Tips to get you started:
· I use Ciliegine size fresh mozzarella. In a pinch shredded or larger mozzarella (or even string cheese! I’m not judging!) will work just fine.
Prep time: 5-10 minutes Cook time: 15-30 minutes Serves: 4
Ingredients:
4 Boneless and skinless chicken breast tenders
1 ½ Tablespoons Extra Virgin Olive Oil (EVOO)
1 ½ Teaspoons granulated garlic
1 ½ Teaspoons dried oregano
10 Cherry or grape tomatoes
14 Small fresh mozzarella pieces/balls
Salt and pepper to taste
Part one: Preheat oven to 400 degrees F. Prepare a baking sheet with foil. Pat chicken tenders dry and toss them with the EVOO.
Part two: Season each side of the tenders lightly with garlic, oregano, salt and pepper making sure to coat each side evenly. Place tenders onto prepared pan.
Part three: Place tomatoes and mozzarella sporadically over the top of the chicken tenders so that the chicken will get some tomatoes and some mozzarella on every tender.
Part four: Transfer the pan to your preheated oven and bake about 22 minutes or until the tenders register 165 degrees F when checked with a thermometer.
Serving suggestion: Enjoy with my easy herbed pasta and vegetables dish (https://www.theopenbookcook.com/blog/easy-herbed-pasta-and-spring-vegetableshttps/wwwtheopenbookcookcom/blog-page-url/new-post-title)

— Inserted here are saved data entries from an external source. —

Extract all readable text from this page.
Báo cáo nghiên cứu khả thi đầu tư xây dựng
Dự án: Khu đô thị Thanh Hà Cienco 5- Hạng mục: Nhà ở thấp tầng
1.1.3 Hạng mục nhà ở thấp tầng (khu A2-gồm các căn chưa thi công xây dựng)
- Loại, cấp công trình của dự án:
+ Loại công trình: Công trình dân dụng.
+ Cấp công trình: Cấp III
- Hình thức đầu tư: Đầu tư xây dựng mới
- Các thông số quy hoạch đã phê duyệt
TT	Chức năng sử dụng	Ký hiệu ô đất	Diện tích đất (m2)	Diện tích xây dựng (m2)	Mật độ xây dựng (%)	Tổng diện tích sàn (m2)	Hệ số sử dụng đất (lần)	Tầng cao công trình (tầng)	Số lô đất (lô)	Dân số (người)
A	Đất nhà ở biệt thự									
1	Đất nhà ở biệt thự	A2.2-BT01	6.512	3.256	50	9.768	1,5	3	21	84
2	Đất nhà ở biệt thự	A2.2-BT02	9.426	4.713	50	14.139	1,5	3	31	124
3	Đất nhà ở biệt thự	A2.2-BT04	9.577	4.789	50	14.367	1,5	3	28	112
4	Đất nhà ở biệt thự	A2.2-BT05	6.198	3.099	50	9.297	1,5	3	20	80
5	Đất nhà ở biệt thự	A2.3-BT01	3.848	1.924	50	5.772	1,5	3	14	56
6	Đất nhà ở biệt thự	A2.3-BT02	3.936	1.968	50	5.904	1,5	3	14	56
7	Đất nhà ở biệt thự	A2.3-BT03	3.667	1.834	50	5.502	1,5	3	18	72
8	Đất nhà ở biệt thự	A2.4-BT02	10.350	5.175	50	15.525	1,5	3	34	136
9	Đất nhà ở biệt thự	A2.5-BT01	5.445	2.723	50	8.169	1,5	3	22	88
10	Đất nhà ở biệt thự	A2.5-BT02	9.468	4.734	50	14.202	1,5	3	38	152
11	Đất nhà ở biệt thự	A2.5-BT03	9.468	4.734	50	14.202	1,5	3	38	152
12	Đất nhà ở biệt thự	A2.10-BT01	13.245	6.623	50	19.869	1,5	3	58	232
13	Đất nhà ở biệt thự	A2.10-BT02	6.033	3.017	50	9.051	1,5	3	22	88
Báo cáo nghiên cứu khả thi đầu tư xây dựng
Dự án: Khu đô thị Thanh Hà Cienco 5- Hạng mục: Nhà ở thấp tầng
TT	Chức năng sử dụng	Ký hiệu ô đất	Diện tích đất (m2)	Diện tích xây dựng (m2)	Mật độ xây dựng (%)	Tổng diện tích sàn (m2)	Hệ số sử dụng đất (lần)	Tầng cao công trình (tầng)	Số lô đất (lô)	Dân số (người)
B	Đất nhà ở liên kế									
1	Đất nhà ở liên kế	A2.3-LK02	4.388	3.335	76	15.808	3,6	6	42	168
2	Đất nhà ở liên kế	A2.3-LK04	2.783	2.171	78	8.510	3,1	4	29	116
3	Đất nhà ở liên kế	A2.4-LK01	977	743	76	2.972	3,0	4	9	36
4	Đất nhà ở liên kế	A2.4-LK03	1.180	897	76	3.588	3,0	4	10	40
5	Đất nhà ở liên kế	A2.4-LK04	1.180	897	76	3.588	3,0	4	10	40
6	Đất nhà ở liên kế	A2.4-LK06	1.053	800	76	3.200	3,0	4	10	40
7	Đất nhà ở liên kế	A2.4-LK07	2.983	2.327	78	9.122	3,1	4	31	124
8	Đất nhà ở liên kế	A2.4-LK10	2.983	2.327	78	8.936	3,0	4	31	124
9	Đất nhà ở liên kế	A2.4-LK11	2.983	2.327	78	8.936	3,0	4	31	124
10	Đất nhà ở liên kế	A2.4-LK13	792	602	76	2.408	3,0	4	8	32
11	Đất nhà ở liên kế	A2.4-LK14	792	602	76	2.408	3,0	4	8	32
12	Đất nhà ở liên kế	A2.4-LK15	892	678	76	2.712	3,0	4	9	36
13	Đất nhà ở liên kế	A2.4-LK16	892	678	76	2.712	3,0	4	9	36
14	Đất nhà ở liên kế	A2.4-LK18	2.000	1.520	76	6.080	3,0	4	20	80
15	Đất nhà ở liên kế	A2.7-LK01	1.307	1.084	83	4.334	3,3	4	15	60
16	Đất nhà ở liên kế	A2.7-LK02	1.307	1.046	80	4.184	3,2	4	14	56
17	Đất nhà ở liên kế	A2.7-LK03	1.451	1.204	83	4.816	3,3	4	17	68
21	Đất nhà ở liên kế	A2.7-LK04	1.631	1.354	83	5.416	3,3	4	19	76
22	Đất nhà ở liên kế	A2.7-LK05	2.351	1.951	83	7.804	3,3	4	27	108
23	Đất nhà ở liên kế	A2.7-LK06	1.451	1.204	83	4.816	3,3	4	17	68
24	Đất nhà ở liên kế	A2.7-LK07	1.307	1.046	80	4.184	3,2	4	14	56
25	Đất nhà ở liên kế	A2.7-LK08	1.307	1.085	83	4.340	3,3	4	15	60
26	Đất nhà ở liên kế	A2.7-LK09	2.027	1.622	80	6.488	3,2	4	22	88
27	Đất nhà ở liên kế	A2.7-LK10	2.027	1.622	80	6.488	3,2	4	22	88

Tiny chefs at home? They can help:
· Measure ingredients
· Apply seasonings
· “Decorate” the chicken with the mozzarella and tomatoes
Nutrition information:
Total Calories: 132 Total Fat: 9 g // Cholesterol: 27 mg // Sodium: 255 mg // Total Carbohydrates: 3 g // Sugars: 1 g // Protein: 11 g
The information shown is an estimate provided by an online nutrition calculator. It should not be considered a substitute for a professional nutritionist's advice.